41-3-607. Petition for termination -- separate hearing -- right to counsel -- no jury trial. (1) The termination of a parent-child legal relationship may be considered only after the filing of a petition pursuant to 41-3-422 alleging the factual grounds for termination pursuant to 41-3-609. If termination of a parent-child legal relationship is ordered, the court may:
(a) transfer permanent legal custody of the child, with the right to consent to the child's adoption, to:
(i) the department;
(ii) a licensed child-placing agency; or
(iii) another individual who has been approved by the department and has received consent for the transfer of custody from the department or agency that has custody of the child; or
(b) transfer permanent legal custody of the child to the department with the right to petition for appointment of a guardian pursuant to 41-3-444.

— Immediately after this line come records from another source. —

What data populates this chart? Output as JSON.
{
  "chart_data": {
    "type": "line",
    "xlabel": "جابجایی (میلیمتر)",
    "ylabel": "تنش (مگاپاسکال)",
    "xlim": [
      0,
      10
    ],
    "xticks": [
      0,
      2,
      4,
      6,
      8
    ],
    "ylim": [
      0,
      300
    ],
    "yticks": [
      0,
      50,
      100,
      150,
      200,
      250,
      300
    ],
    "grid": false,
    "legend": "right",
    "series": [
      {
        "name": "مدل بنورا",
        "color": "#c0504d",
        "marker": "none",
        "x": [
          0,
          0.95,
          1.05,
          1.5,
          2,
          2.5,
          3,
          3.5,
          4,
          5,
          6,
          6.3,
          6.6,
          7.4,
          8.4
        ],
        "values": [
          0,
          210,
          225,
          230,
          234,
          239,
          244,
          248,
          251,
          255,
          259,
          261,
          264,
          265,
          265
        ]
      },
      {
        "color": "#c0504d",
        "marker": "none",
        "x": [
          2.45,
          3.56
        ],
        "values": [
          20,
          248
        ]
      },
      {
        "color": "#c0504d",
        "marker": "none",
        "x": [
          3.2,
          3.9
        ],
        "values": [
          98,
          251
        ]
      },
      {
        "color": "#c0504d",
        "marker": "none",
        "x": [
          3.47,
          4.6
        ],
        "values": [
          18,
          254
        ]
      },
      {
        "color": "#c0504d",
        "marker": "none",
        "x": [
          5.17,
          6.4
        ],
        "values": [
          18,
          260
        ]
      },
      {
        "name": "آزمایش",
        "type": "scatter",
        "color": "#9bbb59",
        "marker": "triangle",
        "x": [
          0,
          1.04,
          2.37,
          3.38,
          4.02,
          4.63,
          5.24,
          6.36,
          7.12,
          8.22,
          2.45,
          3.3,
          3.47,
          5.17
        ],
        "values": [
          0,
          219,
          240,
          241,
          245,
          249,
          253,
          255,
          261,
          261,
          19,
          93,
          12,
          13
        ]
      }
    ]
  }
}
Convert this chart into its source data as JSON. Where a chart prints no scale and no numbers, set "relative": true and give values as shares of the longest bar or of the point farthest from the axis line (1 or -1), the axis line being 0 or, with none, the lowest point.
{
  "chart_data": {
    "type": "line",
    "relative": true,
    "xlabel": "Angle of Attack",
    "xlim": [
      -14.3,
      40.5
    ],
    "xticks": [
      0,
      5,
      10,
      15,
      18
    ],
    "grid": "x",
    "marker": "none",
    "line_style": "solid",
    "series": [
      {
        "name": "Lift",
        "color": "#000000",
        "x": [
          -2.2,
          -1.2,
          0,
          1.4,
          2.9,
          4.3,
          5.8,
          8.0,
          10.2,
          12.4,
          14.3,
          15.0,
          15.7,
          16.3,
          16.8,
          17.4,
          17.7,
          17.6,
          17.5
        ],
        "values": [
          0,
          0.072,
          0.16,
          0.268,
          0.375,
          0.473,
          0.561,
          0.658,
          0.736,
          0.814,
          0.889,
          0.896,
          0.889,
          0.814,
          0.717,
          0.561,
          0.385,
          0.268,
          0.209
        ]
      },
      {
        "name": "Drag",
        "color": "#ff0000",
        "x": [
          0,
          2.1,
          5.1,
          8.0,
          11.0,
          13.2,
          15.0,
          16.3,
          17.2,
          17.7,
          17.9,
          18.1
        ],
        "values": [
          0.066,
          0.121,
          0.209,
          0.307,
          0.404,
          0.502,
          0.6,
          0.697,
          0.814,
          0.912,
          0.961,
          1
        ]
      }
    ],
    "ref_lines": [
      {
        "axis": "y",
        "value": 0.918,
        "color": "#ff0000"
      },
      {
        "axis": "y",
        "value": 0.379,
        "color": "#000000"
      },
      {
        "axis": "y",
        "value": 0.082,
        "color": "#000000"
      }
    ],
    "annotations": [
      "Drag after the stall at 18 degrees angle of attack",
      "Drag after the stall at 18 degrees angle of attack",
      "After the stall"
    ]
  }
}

(2) At the time that a petition for termination of a parent-child relationship is filed, parents must be advised of the right to counsel, and counsel must be appointed for an indigent party.
(3) A guardian ad litem must be appointed to represent the child's best interests in any hearing determining the involuntary termination of the parent-child legal relationship. The guardian ad litem shall continue to represent the child until the child is returned home or placed in an appropriate permanent placement. If a respondent parent is a minor, a guardian ad litem must be appointed to serve the minor parent in addition to any counsel requested by the parent.
(4) There is no right to a jury trial at proceedings held to consider the termination of a parent-child legal relationship.
History: En. Sec. 4, Ch. 420, L. 1981; amd. Sec. 2, Ch. 388, L. 1985; amd. Sec. 19, Ch. 458, L. 1995; amd. Sec. 12, Ch. 516, L. 1997; amd. Sec. 5, Ch. 428, L. 1999; amd. Sec. 16, Ch. 566, L. 1999.